I also tried to use the examples from https://www.elastic.co/guide/en/elasticsearch/reference/current/docs-bulk.html and it works.

{ "index" : { "_index" : "test", "_id" : "1" } }
{ "field1" : "value1" }
{ "delete" : { "_index" : "test", "_id" : "2" } }
{ "create" : { "_index" : "test", "_id" : "3" } }
{ "field1" : "value3" }
{ "update" : {"_id" : "1", "_index" : "test"} }
{ "doc" : {"field2" : "value2"} }

I don't see the difference betweem this file and mine... Please help :cry:


(David Turner) #2

Can you clarify what this means? Do you get a response or an error message? Do you see any messages in the log file? Can you share more information about what you're seeing?


(Thebuleon29) #3

By nothing I mean no output : the command just stops without printing anything.

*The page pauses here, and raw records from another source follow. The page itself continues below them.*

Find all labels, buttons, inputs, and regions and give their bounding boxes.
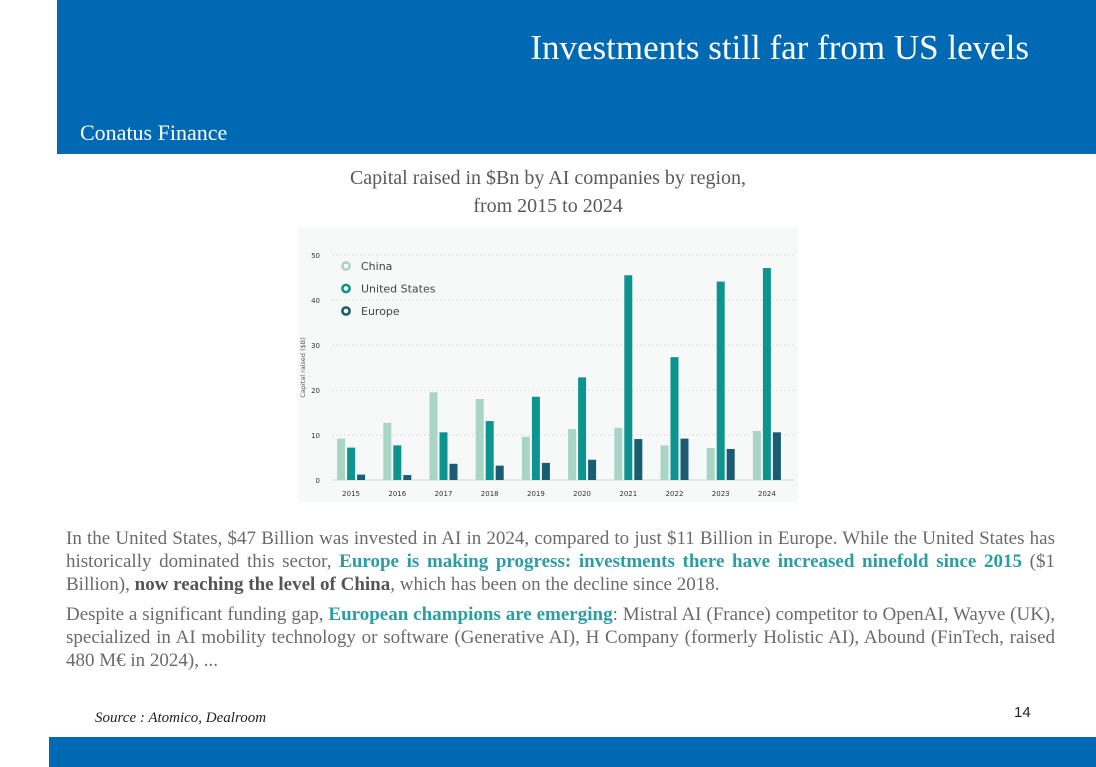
bar-europe [726, 448, 735, 480]
bar-europe [403, 475, 412, 480]
paragraph-2: Despite a significant funding gap, Europ… [66, 603, 1055, 672]
p2-highlight: European champions are emerging [328, 604, 613, 625]
bar-china [475, 399, 484, 480]
legend-marker [341, 306, 351, 316]
source-note: Source : Atomico, Dealroom [95, 710, 267, 726]
bar-china [429, 392, 438, 480]
x-tick-label: 2021 [619, 490, 637, 498]
chart-title-line-2: from 2015 to 2024 [473, 195, 623, 217]
legend-label: Europe [361, 305, 400, 318]
bar-chart: 0 10 20 30 40 50 Capital raised ($B) 2015 2016 20… [298, 227, 798, 502]
x-tick-label: 2018 [481, 490, 499, 498]
x-tick-label: 2024 [758, 490, 776, 498]
p1-bold: now reaching the level of China [134, 574, 391, 595]
x-tick-label: 2019 [527, 490, 545, 498]
bar-china [752, 430, 761, 480]
chart-title: Capital raised in $Bn by AI companies by… [248, 164, 848, 220]
bar-europe [449, 463, 458, 480]
bar-united-states [393, 445, 402, 480]
x-tick-label: 2023 [712, 490, 730, 498]
x-tick-label: 2016 [388, 490, 406, 498]
bar-europe [772, 432, 781, 480]
p1-highlight: Europe is making progress: investments t… [339, 551, 1023, 572]
p1-text-c: ($1 Billion), [66, 551, 1056, 595]
legend-marker [341, 261, 351, 271]
p1-text-e: , which has been on the decline since 20… [390, 574, 720, 595]
y-tick-label: 20 [311, 387, 320, 395]
bar-united-states [578, 377, 587, 480]
chart-title-line-1: Capital raised in $Bn by AI companies by… [349, 167, 747, 189]
footer-band [49, 737, 1096, 767]
bar-china [568, 429, 577, 480]
bar-united-states [485, 421, 494, 480]
paragraph-1: In the United States, $47 Billion was in… [66, 527, 1055, 596]
y-tick-label: 10 [311, 432, 320, 440]
bar-china [521, 436, 530, 480]
bar-united-states [347, 447, 356, 480]
bar-europe [541, 462, 550, 480]
p2-text-a: Despite a significant funding gap, [66, 604, 329, 625]
bar-china [706, 448, 715, 480]
slide-title: Investments still far from US levels [530, 28, 1029, 67]
y-tick-label: 30 [311, 342, 320, 350]
y-tick-label: 40 [311, 297, 320, 305]
bar-china [337, 438, 346, 480]
legend-marker [341, 283, 351, 294]
x-tick-label: 2017 [435, 490, 453, 498]
bar-united-states [624, 275, 633, 480]
bar-united-states [439, 432, 448, 480]
x-tick-label: 2015 [342, 490, 360, 498]
body-text: In the United States, $47 Billion was in… [66, 527, 1055, 679]
chart-svg: 0 10 20 30 40 50 Capital raised ($B) 2015 2016 20… [299, 252, 794, 498]
y-axis-label: Capital raised ($B) [299, 337, 307, 398]
bar-europe [634, 439, 643, 480]
bar-china [614, 427, 623, 480]
bar-europe [588, 459, 597, 480]
bar-europe [495, 465, 504, 480]
y-tick-label: 0 [316, 477, 320, 485]
page-number: 14 [1014, 704, 1031, 721]
y-tick-label: 50 [311, 252, 320, 260]
p1-text-a: In the United States, $47 Billion was in… [66, 528, 1055, 572]
legend-label: United States [361, 283, 436, 296]
header-band: Investments still far from US levels Con… [57, 0, 1096, 154]
x-tick-label: 2020 [573, 490, 591, 498]
bar-china [383, 422, 392, 480]
x-tick-label: 2022 [666, 490, 684, 498]
bar-europe [680, 438, 689, 480]
bar-united-states [762, 268, 771, 480]
bar-united-states [716, 281, 725, 480]
bar-united-states [531, 396, 540, 480]
bar-china [660, 445, 669, 480]
legend-label: China [361, 260, 392, 273]
bar-europe [357, 474, 366, 480]
p2-text-c: : Mistral AI (France) competitor to Open… [66, 604, 1055, 671]
bar-united-states [670, 357, 679, 480]
brand-name: Conatus Finance [80, 120, 228, 145]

I am running ElasticSearch in a docker container, and I have no idea of where t find the log file


(Christian Dahlqvist) #4

What is the size of the complete file? The bulk interface is designed to allow you to send multiple (not necessarily all) documents in a single request. It is typically recommended to keep the size of each bulk request below 5MB in size.


(Thebuleon29) #5

The file size is 708 MB. I tried with a shorter version (10 first lines) and it works ! Thanks a lot !


(David Turner) #6

It's probably a good idea to work this out before you need it again. The log is the first place to look when things go wrong. By default Elasticsearch logs most things to stdout, and I think the default for the Docker image is to also log to /usr/share/elasticsearch/logs which you can bind-mount to somewhere persistent.